Field Archaeology, anthropology, ethnology
Keywords Gravettian; human remains; isolated bones; anatomically modern humans; Upper Paleolithic
Description Excavations in the 1960s in the central area of the Pavlov I site (southern Moravia, Czech Republic) produced a rich early (Pavlovian) Mid Upper Paleolithic (MUP) archeological record, abundant faunal remains, and thirty-nine human remains. The last, recently identified from the faunal collections, consist of two patellae (Pavlov 34 and 35), a partial second metacarpal (Pavlov 36), and two pairs of partial pedal skeletons (Pavlov 37 and 38). As such, they join the isolated and associated human remains from Pavlov I Northwest and Southeast, as well as those from the neighboring sites of Dolní Věstonice I and II. Pavlov 36 is an unremarkable and average sized metacarpal. Pavlov 34 and 35, which may be a pair, are among the largest known for the Upper Paleolithic and are relatively thick; Pavlov 34 has strongly asymmetrical femoral facets.

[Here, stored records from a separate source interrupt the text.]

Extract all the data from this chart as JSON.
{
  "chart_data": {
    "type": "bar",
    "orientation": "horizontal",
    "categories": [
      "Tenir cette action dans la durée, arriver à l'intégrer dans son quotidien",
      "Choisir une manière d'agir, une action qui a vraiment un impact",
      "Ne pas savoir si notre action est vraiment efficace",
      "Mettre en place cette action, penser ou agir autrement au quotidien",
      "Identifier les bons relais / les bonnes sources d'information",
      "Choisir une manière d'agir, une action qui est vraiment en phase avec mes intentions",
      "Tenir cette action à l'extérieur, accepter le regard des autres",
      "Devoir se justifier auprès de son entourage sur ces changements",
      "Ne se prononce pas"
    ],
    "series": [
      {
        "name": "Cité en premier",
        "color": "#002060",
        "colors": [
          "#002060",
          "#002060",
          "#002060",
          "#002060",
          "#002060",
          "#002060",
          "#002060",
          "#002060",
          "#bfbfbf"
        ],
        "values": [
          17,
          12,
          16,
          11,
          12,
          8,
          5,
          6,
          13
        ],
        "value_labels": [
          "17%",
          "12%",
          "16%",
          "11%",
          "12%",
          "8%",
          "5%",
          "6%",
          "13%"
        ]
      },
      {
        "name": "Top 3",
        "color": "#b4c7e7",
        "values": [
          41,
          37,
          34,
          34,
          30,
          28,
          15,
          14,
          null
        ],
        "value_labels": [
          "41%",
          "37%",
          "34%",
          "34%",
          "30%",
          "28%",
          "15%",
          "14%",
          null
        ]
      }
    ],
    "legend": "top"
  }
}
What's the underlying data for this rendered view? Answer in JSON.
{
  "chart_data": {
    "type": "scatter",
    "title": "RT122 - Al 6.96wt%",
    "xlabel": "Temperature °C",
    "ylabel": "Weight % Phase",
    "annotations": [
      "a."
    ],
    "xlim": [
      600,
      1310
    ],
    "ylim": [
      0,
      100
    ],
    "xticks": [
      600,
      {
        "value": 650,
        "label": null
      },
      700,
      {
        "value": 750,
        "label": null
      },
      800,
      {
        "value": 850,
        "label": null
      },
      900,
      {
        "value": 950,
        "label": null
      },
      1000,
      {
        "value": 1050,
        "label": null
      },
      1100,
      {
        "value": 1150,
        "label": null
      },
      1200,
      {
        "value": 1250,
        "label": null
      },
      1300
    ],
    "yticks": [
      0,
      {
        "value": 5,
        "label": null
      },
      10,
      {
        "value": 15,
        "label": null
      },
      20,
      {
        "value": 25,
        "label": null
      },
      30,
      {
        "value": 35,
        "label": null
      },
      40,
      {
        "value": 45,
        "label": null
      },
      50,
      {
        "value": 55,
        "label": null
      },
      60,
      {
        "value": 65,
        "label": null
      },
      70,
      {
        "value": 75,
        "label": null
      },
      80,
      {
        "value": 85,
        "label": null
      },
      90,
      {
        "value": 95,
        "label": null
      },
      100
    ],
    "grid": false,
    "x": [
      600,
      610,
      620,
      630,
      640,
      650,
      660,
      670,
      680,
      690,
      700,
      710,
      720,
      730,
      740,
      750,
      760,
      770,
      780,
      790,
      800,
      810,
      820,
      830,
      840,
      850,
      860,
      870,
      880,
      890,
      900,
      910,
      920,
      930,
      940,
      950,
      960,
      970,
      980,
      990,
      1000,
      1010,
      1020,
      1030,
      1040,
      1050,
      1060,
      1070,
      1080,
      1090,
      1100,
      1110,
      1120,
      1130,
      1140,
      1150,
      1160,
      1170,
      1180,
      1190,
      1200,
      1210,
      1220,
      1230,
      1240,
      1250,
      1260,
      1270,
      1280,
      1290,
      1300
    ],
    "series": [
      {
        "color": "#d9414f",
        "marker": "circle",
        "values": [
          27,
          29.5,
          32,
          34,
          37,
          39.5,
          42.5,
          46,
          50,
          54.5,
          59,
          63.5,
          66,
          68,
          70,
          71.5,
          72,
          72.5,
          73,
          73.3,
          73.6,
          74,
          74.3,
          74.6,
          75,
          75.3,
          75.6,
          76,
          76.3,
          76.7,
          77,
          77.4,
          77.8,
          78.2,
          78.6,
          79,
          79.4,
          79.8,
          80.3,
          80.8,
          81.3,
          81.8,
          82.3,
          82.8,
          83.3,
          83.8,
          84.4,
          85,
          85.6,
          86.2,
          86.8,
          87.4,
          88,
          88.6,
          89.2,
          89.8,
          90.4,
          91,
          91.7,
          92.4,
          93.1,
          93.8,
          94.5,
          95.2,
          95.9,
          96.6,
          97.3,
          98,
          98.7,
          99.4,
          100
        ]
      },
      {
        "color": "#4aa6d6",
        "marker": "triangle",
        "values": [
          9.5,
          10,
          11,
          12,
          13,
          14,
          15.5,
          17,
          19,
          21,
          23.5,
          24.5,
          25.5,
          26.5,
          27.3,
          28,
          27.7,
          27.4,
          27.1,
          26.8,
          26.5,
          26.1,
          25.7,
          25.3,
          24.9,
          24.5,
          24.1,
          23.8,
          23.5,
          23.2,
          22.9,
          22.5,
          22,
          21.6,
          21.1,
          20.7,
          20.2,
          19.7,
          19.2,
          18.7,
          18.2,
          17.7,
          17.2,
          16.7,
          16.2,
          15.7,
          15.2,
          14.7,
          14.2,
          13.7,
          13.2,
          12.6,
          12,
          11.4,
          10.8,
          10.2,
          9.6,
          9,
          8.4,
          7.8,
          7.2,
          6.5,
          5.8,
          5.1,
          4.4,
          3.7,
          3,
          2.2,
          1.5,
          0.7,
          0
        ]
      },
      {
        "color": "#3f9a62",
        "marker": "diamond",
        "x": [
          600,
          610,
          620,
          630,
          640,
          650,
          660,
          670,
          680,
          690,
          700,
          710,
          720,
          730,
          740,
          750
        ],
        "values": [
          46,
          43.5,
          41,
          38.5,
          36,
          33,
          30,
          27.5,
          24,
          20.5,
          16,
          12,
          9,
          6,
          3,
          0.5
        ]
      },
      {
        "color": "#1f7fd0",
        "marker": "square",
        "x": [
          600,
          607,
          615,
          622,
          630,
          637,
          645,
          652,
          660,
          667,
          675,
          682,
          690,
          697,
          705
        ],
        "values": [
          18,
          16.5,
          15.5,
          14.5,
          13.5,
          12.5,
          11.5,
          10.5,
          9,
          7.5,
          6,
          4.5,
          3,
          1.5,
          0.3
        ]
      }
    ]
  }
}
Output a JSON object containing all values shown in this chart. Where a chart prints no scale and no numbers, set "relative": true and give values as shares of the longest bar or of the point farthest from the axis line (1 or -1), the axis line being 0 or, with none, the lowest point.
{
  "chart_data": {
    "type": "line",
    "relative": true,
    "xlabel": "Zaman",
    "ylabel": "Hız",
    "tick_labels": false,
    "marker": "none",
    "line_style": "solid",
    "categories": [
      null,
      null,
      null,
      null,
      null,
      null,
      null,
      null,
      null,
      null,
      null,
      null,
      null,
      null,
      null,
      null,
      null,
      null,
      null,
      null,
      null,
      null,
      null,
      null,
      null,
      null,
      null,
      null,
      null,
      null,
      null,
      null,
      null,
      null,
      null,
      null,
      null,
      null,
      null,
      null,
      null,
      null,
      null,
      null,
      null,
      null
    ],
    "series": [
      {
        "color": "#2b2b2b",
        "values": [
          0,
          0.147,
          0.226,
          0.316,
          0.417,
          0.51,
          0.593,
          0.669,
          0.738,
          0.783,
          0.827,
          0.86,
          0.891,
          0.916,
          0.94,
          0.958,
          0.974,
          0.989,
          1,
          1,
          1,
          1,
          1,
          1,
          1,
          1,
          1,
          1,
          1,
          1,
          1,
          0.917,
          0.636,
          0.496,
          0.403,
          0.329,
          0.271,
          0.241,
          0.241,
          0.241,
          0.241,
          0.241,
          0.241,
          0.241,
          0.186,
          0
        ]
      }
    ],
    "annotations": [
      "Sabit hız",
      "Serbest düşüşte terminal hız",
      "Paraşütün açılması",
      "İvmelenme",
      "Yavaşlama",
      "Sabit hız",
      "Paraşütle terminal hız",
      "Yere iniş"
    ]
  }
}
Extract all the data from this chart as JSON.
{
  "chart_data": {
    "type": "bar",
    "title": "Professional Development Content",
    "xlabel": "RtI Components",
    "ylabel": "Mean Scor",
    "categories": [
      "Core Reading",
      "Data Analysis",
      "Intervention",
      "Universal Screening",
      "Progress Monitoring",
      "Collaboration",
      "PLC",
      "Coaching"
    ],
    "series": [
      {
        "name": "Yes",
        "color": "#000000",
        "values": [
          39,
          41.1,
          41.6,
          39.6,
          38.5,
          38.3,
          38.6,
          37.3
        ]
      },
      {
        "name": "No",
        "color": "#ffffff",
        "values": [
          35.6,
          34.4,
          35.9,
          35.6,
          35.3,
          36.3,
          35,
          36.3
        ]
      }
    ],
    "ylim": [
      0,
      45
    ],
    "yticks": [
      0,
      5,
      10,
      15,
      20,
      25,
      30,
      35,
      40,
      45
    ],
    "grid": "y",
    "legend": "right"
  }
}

The Pavlov 37 paired tarsometatarsal skeletons (22 elements) are from the longest known Paleolithic feet, indicating a stature among the tallest MUP individuals; Pavlov 38 (14 elements) is of average MUP size. The pedal remains are notable for their relatively long talar necks, gracile metatarsals, and (for Pavlov 37) large naviculocuboid facets. Together these remains provide additional data on Mid Upper Paleolithic human appendicular variation.